DecentraRank — Universal AI-Powered Ranking & Indexing Infrastructure for 0G — Requesting $350K Guild on 0G 2.0

DecentraRank — Universal AI-Powered Ranking & Indexing Infrastructure for 0G — Requesting $350K Guild on 0G 2.0

Project Name

DecentraRank

Project Website

Coming Soon (the live prototype, live evidence log, and documentation are hosted in the public GitHub repository linked below).

Project Brief

What problem we’re solving

Decentralised networks have made enormous progress on consensus, storage, and trustless execution — but they have not solved the problem of relevance. When a user, application, or AI agent on 0G needs to find the best provider, the most reliable data source, or the highest-quality dataset, they have no native way to do so. They are forced to rely on centralised intermediaries (re-introducing the trust problem decentralisation was meant to solve) or accept whatever returns first.

This is acute for 0G specifically, because 0G is purpose-built for AI workloads. As the network grows, the volume of AI tasks, agent outputs, and on-chain data will far exceed any human’s ability to manually evaluate it. AI agents themselves will need machine-readable ranking signals to make routing decisions at scale. Without a ranking layer, even the best individual applications on 0G cannot deliver on their promise.
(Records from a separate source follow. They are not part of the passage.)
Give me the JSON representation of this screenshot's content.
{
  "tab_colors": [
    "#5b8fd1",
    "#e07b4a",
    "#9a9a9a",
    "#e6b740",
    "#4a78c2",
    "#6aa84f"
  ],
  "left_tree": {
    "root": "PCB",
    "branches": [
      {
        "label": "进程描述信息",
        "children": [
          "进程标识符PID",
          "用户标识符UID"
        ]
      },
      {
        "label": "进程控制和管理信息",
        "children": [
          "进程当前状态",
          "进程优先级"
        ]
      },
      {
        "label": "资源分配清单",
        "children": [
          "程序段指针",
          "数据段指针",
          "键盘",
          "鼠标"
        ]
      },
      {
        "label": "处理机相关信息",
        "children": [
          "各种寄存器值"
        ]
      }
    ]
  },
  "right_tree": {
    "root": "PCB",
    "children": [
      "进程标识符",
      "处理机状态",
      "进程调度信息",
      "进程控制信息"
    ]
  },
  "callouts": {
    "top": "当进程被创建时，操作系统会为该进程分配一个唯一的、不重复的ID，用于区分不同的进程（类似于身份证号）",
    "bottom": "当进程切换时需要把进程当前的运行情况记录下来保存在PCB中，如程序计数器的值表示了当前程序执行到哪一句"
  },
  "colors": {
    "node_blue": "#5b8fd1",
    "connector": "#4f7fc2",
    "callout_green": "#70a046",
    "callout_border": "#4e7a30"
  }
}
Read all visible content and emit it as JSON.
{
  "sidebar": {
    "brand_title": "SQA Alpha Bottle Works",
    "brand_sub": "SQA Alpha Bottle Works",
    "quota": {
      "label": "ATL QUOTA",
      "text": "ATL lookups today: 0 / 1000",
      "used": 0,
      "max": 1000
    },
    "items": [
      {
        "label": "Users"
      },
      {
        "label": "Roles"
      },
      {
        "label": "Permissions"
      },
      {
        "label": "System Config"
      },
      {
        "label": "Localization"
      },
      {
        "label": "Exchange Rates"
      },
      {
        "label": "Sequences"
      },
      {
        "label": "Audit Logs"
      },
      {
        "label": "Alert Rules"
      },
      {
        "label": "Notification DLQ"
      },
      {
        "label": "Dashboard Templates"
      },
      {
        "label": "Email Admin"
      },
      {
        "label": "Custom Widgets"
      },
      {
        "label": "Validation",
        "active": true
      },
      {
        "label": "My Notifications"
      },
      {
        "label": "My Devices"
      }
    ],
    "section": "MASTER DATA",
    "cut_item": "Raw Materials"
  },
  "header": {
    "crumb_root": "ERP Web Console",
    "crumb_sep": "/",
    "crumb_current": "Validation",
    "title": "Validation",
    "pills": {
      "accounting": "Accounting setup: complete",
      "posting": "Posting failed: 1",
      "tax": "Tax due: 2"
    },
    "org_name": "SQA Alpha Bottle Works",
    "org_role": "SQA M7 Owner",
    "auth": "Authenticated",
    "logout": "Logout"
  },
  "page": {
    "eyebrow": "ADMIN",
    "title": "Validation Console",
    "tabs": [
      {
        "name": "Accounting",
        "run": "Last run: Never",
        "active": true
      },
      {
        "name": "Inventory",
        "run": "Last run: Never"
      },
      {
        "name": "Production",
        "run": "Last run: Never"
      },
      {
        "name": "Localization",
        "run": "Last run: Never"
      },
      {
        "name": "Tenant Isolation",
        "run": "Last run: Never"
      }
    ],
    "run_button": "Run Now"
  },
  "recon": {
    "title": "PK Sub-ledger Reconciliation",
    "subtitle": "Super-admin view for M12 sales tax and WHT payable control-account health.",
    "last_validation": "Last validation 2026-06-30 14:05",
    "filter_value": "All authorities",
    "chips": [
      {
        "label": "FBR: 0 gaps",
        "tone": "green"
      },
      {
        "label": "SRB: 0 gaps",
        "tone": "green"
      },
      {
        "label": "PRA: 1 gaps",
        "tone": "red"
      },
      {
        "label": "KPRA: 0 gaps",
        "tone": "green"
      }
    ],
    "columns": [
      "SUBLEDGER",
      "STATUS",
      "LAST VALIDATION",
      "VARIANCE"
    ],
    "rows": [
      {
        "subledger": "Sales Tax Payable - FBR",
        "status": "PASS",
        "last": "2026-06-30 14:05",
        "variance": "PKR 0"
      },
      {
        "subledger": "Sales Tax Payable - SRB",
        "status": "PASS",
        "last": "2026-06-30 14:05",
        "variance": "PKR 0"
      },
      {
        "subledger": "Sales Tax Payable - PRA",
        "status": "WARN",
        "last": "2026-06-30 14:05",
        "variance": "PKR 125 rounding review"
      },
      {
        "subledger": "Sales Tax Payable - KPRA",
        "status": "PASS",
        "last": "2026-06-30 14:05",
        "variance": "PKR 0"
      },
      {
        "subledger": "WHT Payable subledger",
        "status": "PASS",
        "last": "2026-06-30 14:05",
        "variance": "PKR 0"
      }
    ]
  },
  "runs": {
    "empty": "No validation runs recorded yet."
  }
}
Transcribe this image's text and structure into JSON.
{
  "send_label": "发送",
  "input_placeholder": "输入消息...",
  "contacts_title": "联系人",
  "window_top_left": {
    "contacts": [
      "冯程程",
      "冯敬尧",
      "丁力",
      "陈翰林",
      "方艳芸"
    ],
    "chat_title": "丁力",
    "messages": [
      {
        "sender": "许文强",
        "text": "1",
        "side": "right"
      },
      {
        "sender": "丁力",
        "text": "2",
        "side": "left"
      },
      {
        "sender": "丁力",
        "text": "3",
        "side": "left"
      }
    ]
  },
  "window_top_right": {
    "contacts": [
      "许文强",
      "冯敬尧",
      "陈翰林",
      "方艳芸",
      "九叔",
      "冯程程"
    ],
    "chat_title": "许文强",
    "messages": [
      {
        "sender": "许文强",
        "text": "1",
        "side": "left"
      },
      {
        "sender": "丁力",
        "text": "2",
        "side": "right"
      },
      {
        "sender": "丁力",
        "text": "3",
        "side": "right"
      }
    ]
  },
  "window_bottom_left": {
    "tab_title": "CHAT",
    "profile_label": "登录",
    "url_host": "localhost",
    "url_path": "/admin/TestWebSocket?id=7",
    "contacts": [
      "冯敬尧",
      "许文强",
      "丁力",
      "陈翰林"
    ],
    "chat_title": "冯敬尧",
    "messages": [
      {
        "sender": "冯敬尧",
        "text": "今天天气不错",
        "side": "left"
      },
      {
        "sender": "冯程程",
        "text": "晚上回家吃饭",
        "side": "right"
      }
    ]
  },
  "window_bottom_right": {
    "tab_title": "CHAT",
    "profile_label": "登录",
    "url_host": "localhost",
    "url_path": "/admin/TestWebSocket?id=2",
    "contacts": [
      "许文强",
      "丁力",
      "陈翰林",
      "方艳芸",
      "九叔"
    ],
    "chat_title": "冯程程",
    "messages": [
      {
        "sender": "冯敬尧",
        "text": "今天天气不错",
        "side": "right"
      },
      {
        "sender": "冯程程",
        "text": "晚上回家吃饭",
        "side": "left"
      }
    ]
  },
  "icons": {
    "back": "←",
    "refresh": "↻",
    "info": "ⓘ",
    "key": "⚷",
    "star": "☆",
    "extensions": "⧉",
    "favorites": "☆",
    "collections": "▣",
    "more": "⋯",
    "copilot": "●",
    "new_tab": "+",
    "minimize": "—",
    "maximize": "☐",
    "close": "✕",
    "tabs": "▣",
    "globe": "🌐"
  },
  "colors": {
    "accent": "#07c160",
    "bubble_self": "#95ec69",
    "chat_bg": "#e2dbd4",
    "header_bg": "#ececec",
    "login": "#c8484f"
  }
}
Our solution and key features

DecentraRank is a universal, AI-powered ranking and indexing infrastructure built natively on 0G. It is domain-agnostic by design: any application that needs to score, rank, or retrieve data can plug in through a single canonical schema and consume ranked outputs through a unified API.

Four core innovations:

  • Universal schema with five domain-agnostic ranking signals (relevance, recency, provenance, reliability, cost), extensible through domain-specific adapters. The same five signals work whether you’re ranking validators, DeFi pools, AI inference providers, or research datasets.
  • Multi-Agent Based Simulation (MABS) ranking engine with three agent types (producer, consumer, validator-of-validators) that derives ranking weights from emergent agent behaviour rather than hand-tuning. To our knowledge, this is the first published application of MABS to ranking-signal calibration for decentralised data infrastructure.
  • DoE-driven calibration — the MABS calibration loop uses classical Design of Experiments (fractional factorial designs, ANOVA, regression analysis) rather than the grid-search or Bayesian-optimisation heuristics typical in ML-derived simulation practice. This is computationally cheaper, statistically defensible, and produces interpretable variance attribution.
  • Native 0G integration across all three modular primitives: 0G Storage for indexed records, 0G DA for index integrity, 0G Compute for verifiable ranking computation.

Target users and market

Every 0G-native application that needs to rank or discover something: DeFi routing engines, AI agent platforms, DeSci research repositories, prediction-market resolvers, on-chain marketplaces, validator-selection tools, content discovery layers. Plus the broader category of decentralised infrastructure beyond 0G — the global enterprise data management market is projected to reach roughly $135B in 2026 and $226B by 2031, and decentralised infrastructure is the next frontier of this category. No production-grade, AI-powered, cross-domain ranking layer currently exists for any decentralised network.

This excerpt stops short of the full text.